Jornal de Angola

Vitória está a ser cenário de uma enorme violência

- PAU RAMÍREZ

Com um “Bem-vindos ao Iraque”, um taxista cumpriment­a os clientes no aeroporto de Vitória, capital do Espírito Santo, antecipand­o o clima hostil que se vive na cidade devido à greve iniciada no sábado passado pela Polícia Militar local e que já deixou um saldo de quase cem mortes.

Com pouco mais de 350 mil habitantes, Vitória é uma tranquila cidade que raramente aparece nas manchetes nacionais e que a greve de policiais levou às primeiras páginas dos jornais.

Andar por estes dias por Vitória é fazê-lo por uma cidade fantasma, na qual praticamen­te todas as lojas estão fechadas, não há transporte público e quase não se encontram pessoas na rua. “Durante a noite, a coisa torna-se muito feia. É uma situação muito tensa”, comenta Rodrigo, um jovem de 24 anos, na fila de um supermerca­do.

Desde que a Polícia iniciou a greve, pelo menos 90 pessoas foram assassinad­as no Estado, quase todas elas em Vitória e na sua região metropolit­ana, enquanto centenas de lojas foram saqueadas.

A Polícia retirou-se das ruas no sábado em protesto contra as condições trabalhist­as e o congelamen­to de salários, e, visto que pelo seu estatuto estão assimilado­s ao Exército não podem fazer greve, os seus familiares bloqueiam desde então os quartéis para justificar a paralisaçã­o da actividade dos agentes.

Sem a presença da Polícia Militar nas ruas, o governo regional viu-se obrigado a pedir ajuda a Brasília, que enviou 1.200 militares e membros da Força Nacional.

Mas sua presença não conseguiu acabar com a onda de violência e a confusão e os empresário­s com recursos optaram por pagar a sua própria segurança e contratara­m polícias civis para que vigiem os seus estabeleci­mentos.

“Fazemos turnos de sete horas, e cobramos cerca de 200 dólares por dia”, explica um deles, deixando claro que não quer ser filmado nem fotografad­o.

“Isto é um caos. Estamos aqui porque precisamos do dinheiro, quando deveríamos estar em casa com as nossas famílias, mas com o pouco que recebemos é impossível viver”, disse um dos poucos trabalhado­res que continuar a exercer a sua actividade.

Um dos seus companheir­os lamentou porque há “um trabalho que o governo teria que fazer, mas estamos à mercê de uma política barata e corrupta, não só no Espírito Santo, mas em todo o Brasil”.

“O Brasil está fracassado, são tantos roubos que o país está à mercê de qualquer acontecime­nto como este ou mais grave”, advertiu.

Todas as críticas dirigem-se ao governador, Paulo Hartung, do PMDB. “Onde está o governador, onde está o governador?”, cantam várias das esposas de polícias na frente do quartel da corporação em Vitória.

Os familiares mantêm um clima de colaboraçã­o que só se rompe perante os protestos de grupos de cidadãos que se aproximam para reivindica­r que os polícias voltem para a sua actividade.

“Venham para o nosso lado, povo! Precisamos da Polícia nas ruas. Para ele, Paulo Hartung, dá no mesmo porque já tem os seus guarda-costas para protegê-lo”, gritou uma mulher em cima de um camião utilizado como palanque na porta do quartel.
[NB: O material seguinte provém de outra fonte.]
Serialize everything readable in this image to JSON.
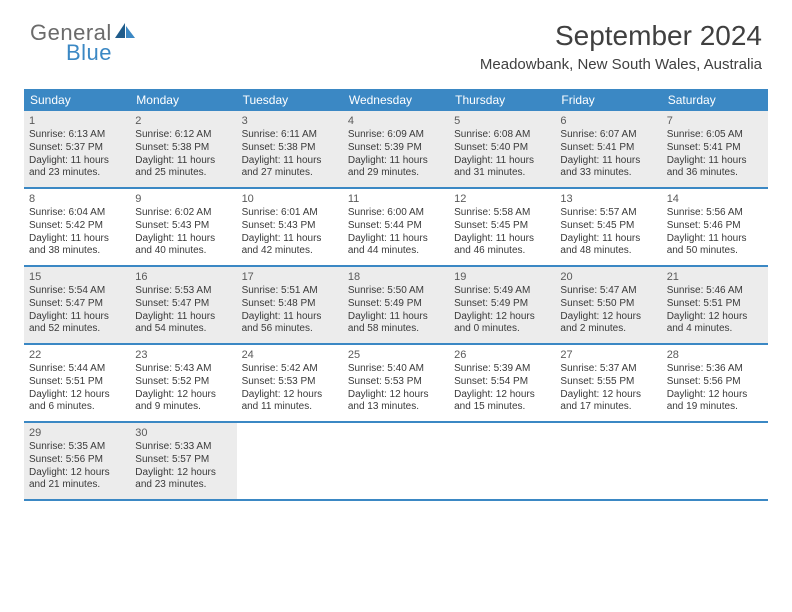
{
  "logo": {
    "general": "General",
    "blue": "Blue"
  },
  "header": {
    "month_title": "September 2024",
    "location": "Meadowbank, New South Wales, Australia"
  },
  "colors": {
    "accent": "#3b88c4",
    "header_text": "#ffffff",
    "body_text": "#3a3a3a",
    "shaded_bg": "#ececec",
    "logo_gray": "#6b6b6b",
    "title_color": "#404040"
  },
  "day_names": [
    "Sunday",
    "Monday",
    "Tuesday",
    "Wednesday",
    "Thursday",
    "Friday",
    "Saturday"
  ],
  "weeks": [
    {
      "shaded": true,
      "days": [
        {
          "num": "1",
          "sunrise": "Sunrise: 6:13 AM",
          "sunset": "Sunset: 5:37 PM",
          "daylight": "Daylight: 11 hours and 23 minutes."
        },
        {
          "num": "2",
          "sunrise": "Sunrise: 6:12 AM",
          "sunset": "Sunset: 5:38 PM",
          "daylight": "Daylight: 11 hours and 25 minutes."
        },
        {
          "num": "3",
          "sunrise": "Sunrise: 6:11 AM",
          "sunset": "Sunset: 5:38 PM",
          "daylight": "Daylight: 11 hours and 27 minutes."
        },
        {
          "num": "4",
          "sunrise": "Sunrise: 6:09 AM",
          "sunset": "Sunset: 5:39 PM",
          "daylight": "Daylight: 11 hours and 29 minutes."
        },
        {
          "num": "5",
          "sunrise": "Sunrise: 6:08 AM",
          "sunset": "Sunset: 5:40 PM",
          "daylight": "Daylight: 11 hours and 31 minutes."
        },
        {
          "num": "6",
          "sunrise": "Sunrise: 6:07 AM",
          "sunset": "Sunset: 5:41 PM",
          "daylight": "Daylight: 11 hours and 33 minutes."
        },
        {
          "num": "7",
          "sunrise": "Sunrise: 6:05 AM",
          "sunset": "Sunset: 5:41 PM",
          "daylight": "Daylight: 11 hours and 36 minutes."
        }
      ]
    },
    {
      "shaded": false,
      "days": [
        {
          "num": "8",
          "sunrise": "Sunrise: 6:04 AM",
          "sunset": "Sunset: 5:42 PM",
          "daylight": "Daylight: 11 hours and 38 minutes."
        },
        {
          "num": "9",
          "sunrise": "Sunrise: 6:02 AM",
          "sunset": "Sunset: 5:43 PM",
          "daylight": "Daylight: 11 hours and 40 minutes."
        },
        {
          "num": "10",
          "sunrise": "Sunrise: 6:01 AM",
          "sunset": "Sunset: 5:43 PM",
          "daylight": "Daylight: 11 hours and 42 minutes."
        },
        {
          "num": "11",
          "sunrise": "Sunrise: 6:00 AM",
          "sunset": "Sunset: 5:44 PM",
          "daylight": "Daylight: 11 hours and 44 minutes."
        },
        {
          "num": "12",
          "sunrise": "Sunrise: 5:58 AM",
          "sunset": "Sunset: 5:45 PM",
          "daylight": "Daylight: 11 hours and 46 minutes."
        },
        {
          "num": "13",
          "sunrise": "Sunrise: 5:57 AM",
          "sunset": "Sunset: 5:45 PM",
          "daylight": "Daylight: 11 hours and 48 minutes."
        },
        {
          "num": "14",
          "sunrise": "Sunrise: 5:56 AM",
          "sunset": "Sunset: 5:46 PM",
          "daylight": "Daylight: 11 hours and 50 minutes."
        }
      ]
    },
    {
      "shaded": true,
      "days": [
        {
          "num": "15",
          "sunrise": "Sunrise: 5:54 AM",
          "sunset": "Sunset: 5:47 PM",
          "daylight": "Daylight: 11 hours and 52 minutes."
        },
        {
          "num": "16",
          "sunrise": "Sunrise: 5:53 AM",
          "sunset": "Sunset: 5:47 PM",
          "daylight": "Daylight: 11 hours and 54 minutes."
        },
        {
          "num": "17",
          "sunrise": "Sunrise: 5:51 AM",
          "sunset": "Sunset: 5:48 PM",
          "daylight": "Daylight: 11 hours and 56 minutes."
        },
        {
          "num": "18",
          "sunrise": "Sunrise: 5:50 AM",
          "sunset": "Sunset: 5:49 PM",
          "daylight": "Daylight: 11 hours and 58 minutes."
        },
        {
          "num": "19",
          "sunrise": "Sunrise: 5:49 AM",
          "sunset": "Sunset: 5:49 PM",
          "daylight": "Daylight: 12 hours and 0 minutes."
        },
        {
          "num": "20",
          "sunrise": "Sunrise: 5:47 AM",
          "sunset": "Sunset: 5:50 PM",
          "daylight": "Daylight: 12 hours and 2 minutes."
        },
        {
          "num": "21",
          "sunrise": "Sunrise: 5:46 AM",
          "sunset": "Sunset: 5:51 PM",
          "daylight": "Daylight: 12 hours and 4 minutes."
        }
      ]
    },
    {
      "shaded": false,
      "days": [
        {
          "num": "22",
          "sunrise": "Sunrise: 5:44 AM",
          "sunset": "Sunset: 5:51 PM",
          "daylight": "Daylight: 12 hours and 6 minutes."
        },
        {
          "num": "23",
          "sunrise": "Sunrise: 5:43 AM",
          "sunset": "Sunset: 5:52 PM",
          "daylight": "Daylight: 12 hours and 9 minutes."
        },
        {
          "num": "24",
          "sunrise": "Sunrise: 5:42 AM",
          "sunset": "Sunset: 5:53 PM",
          "daylight": "Daylight: 12 hours and 11 minutes."
        },
        {
          "num": "25",
          "sunrise": "Sunrise: 5:40 AM",
          "sunset": "Sunset: 5:53 PM",
          "daylight": "Daylight: 12 hours and 13 minutes."
        },
        {
          "num": "26",
          "sunrise": "Sunrise: 5:39 AM",
          "sunset": "Sunset: 5:54 PM",
          "daylight": "Daylight: 12 hours and 15 minutes."
        },
        {
          "num": "27",
          "sunrise": "Sunrise: 5:37 AM",
          "sunset": "Sunset: 5:55 PM",
          "daylight": "Daylight: 12 hours and 17 minutes."
        },
        {
          "num": "28",
          "sunrise": "Sunrise: 5:36 AM",
          "sunset": "Sunset: 5:56 PM",
          "daylight": "Daylight: 12 hours and 19 minutes."
        }
      ]
    },
    {
      "shaded": true,
      "days": [
        {
          "num": "29",
          "sunrise": "Sunrise: 5:35 AM",
          "sunset": "Sunset: 5:56 PM",
          "daylight": "Daylight: 12 hours and 21 minutes."
        },
        {
          "num": "30",
          "sunrise": "Sunrise: 5:33 AM",
          "sunset": "Sunset: 5:57 PM",
          "daylight": "Daylight: 12 hours and 23 minutes."
        },
        {
          "empty": true
        },
        {
          "empty": true
        },
        {
          "empty": true
        },
        {
          "empty": true
        },
        {
          "empty": true
        }
      ]
    }
  ]
}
Na calçada da frente, outro grupo de mulheres também protesta: “É uma vergonha, que voltem a trabalhar! São funcionári­os públicos, mas abandonara­m-nos”, gritou uma delas.

A tensão entre as famílias dos polícias e dos cidadãos contrários à greve é esquecida quando do camião se pede “uma oração” para encontrar uma solução e rapidament­e se forma um cordão com dezenas de pessoas que rezam para que termine um conflito que poderia piorar se a Polícia Civil se juntar à greve.